We can ask the obvious questions about whether the marchers have a desire to build businesses, are using tax payer money for what it was intended (National Youth Development Agency and ANCYL take note) and whether people are spending time investing in their own personal education and development.
However it comes back to a point raised by Finance Minister Pravin Gordhan earlier in the week – if you don’t make the right noises for the international investment community there is not going to be foreign investment and the associated job creation.
It is one thing when the minister says something but it helps to try and bring it back to individuals to make a point.
Last night I was receiving phone calls from banks and other business operators in Sandton asking whether or not they should let their staff come to work today. Many had already taken the decision that staff should work from home (yeah right) for “safety” reasons.

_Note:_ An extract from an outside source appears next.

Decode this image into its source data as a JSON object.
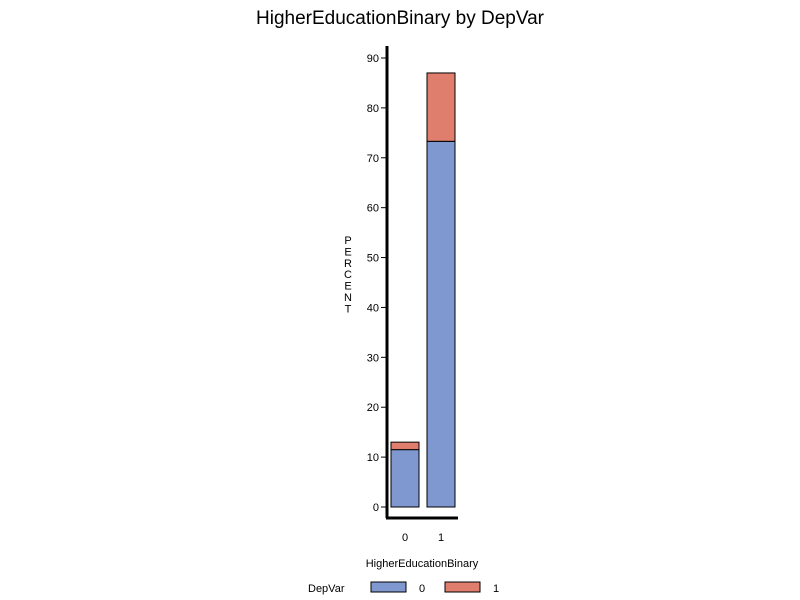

Considering that many of those businesses are already under intense pressure from shareholders to deliver investment returns and they’re effectively writing off another day of productivity and probably another one tomorrow as we gossip about the “aftermath”, what is the cumulative impact at the end of the financial year when people need to make calls on budgets and headcounts?
How many people are not going to make a decision to work or spend today because they want to wait and see what happens with this march?
Ironically this march is probably going to have the opposite impact to what they claim to want to achieve.
If Julius and the ANCYL really wanted to make a statement then they would have brought the brightest minds in the organisation – and there are plenty there – and met Nicky Newton-King and the JSE exco on the steps of the exchange and committed to tackling the problem. They could have made a commitment that in the next decade they want to build five businesses which employ 50 000 people and in turn the JSE would be expected to go out of their way to help these businesses raise capital (local and foreign), list them and ensure a decade of genuine wealth creation for these 50 000 people.
Just a thought. Use it, don’t use it.